I’ll say that cardio isn’t even necessary for fat loss, but it can help. Science tells us that we lose weight when burning more than we’re consuming, and cardio can help with that. Adding cardio into your routine may help swing that energy balance (calories in vs calories out) in your favour, but it’s no more effective than eating fewer calories.
“When dieting, it is best to lift lighter weights for higher reps.”
I already touched on this above, but let’s dig deeper.
Typically speaking, the best way to look in shape is to engage in regular hypertrophy (lean muscle building) training with an emphasis on progressively overloading your muscles, challenging them more and more over time, while eating at a caloric surplus to support growth.
From there, it’s simply a case of bringing yourself into a calorie deficit by consuming fewer calories than you’re burning to shed enough fat that you’re lean enough to show off your hard-earned muscles.
There are more details to pay attention to, but this is the core of it. So let your diet work for fat loss and keep training like you did when trying to build muscle because what makes muscle best retains it.
“It is best only to train each muscle group once a week.”
Many people follow routines that have them exhaustively train each muscle group once per week, which is an inefficient way to train.
Why?
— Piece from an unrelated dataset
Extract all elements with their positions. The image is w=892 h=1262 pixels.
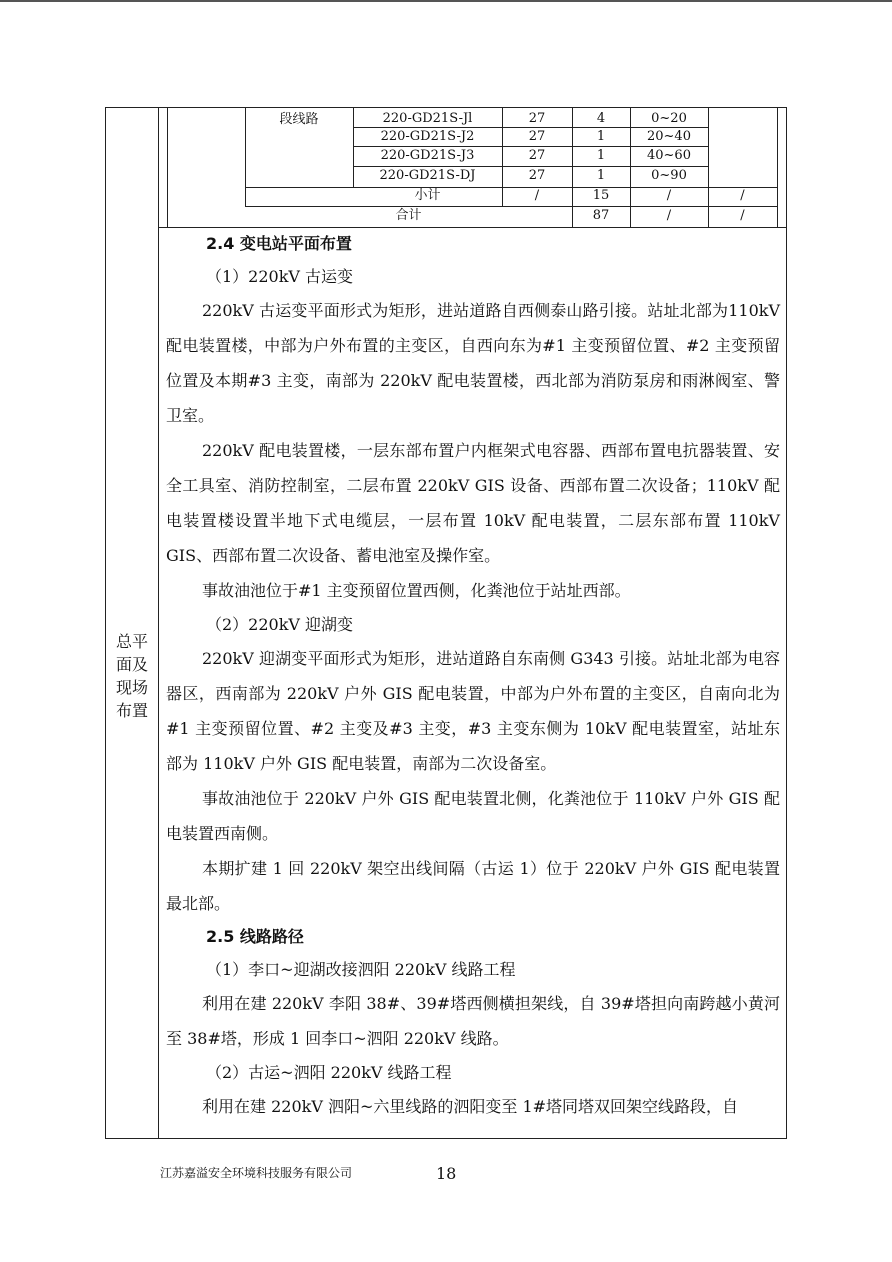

Because muscle protein synthesis dramatically increases 65% above baseline 24 hours after a heavy resistance training session and then reverts to baseline at around the 48-hour mark post-workout.
Therefore, a far more prudent way to train would be to hit each muscle group 2-3 times per week and divide the volume across each session.
Misinformation saturates the fitness industry, but fat loss is a simple mathematical equation. Try not to complicate the situation by imposing ridiculous old-school beliefs into your routine.
And remember, the perfect diet will not work if you cannot adhere to the details. A diet has to be sound both physiologically and psychologically; leaving either variable unaccounted for usually sets people up for failure rather than helping them reach their potential.